The use of plant cell cultures for the production of commercially useful

compounds from plants is of great interest in biotechnology and

pharmacology (Deus and Zenk 1982). Because secondary plant metabolites

are often stored within the vacuoles of plant cells, which make product

recovery and continuous operation of processes more difficult (Luckner 1990).

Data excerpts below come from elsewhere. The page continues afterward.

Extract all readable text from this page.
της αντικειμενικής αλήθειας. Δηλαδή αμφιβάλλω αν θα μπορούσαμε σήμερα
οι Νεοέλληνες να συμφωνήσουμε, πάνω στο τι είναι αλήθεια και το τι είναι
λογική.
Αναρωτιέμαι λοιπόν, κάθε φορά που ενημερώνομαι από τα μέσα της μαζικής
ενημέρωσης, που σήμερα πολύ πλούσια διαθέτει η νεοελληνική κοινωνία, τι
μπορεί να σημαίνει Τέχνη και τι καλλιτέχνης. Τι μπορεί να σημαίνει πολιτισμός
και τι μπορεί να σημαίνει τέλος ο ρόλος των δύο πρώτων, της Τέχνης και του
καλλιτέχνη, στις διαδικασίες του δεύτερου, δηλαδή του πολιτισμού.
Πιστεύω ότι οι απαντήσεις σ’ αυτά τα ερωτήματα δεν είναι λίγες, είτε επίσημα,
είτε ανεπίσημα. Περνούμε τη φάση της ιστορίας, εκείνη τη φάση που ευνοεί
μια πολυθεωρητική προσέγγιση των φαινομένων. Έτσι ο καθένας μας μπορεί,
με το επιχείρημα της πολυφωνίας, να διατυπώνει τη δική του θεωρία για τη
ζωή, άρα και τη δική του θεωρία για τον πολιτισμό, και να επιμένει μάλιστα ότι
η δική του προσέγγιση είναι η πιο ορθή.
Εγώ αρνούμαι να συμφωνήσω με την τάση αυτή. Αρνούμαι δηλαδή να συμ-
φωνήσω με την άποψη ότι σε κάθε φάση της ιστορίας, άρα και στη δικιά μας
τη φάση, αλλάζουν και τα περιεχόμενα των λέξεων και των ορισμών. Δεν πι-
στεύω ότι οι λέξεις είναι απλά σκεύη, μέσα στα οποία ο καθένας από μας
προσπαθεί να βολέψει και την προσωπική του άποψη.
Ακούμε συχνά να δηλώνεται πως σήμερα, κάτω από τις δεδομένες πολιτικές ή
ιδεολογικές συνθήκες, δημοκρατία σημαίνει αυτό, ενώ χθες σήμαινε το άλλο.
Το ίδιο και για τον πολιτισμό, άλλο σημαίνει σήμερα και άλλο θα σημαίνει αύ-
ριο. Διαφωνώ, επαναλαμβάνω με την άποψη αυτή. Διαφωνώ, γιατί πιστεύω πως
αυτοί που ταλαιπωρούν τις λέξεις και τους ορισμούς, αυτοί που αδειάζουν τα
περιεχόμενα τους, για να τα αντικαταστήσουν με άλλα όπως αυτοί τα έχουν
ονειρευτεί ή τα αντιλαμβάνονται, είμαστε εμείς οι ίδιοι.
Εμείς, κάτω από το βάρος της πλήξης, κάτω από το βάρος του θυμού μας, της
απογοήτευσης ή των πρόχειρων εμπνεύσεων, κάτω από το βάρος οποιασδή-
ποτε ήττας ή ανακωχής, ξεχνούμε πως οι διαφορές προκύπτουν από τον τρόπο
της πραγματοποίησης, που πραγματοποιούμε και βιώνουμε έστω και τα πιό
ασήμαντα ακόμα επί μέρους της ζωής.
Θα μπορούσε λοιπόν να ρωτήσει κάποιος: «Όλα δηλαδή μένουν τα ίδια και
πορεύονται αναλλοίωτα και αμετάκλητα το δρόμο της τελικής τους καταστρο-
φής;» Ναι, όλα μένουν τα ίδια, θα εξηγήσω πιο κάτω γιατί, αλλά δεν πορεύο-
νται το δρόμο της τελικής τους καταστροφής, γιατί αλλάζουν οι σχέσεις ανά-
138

In order to release the products from vacuoles of plant cells, two membrane

barriers, the plasma membrane and tonoplast have to be penetrated. Cell

permeabilization depends on the formation of pores in one or more of the

membrane systems of the plant cell, enabling the passage of various

molecules into and out of the cell (Brodelius and Pedersen, 1993). Attempts

have been made to permeabilize the plant cells transiently, to maintain the

cell viability, and to have short time periods of increased mass transfer of

substrate and metabolites to and from the cell (Brodelius, 1988; Brodelius and

Nilsson, 1983; Dornenburge and Knorr, 1992; Felix, 1991; Park and Martinez,

1992; Parr et al., 1984; Sim et al., 1994).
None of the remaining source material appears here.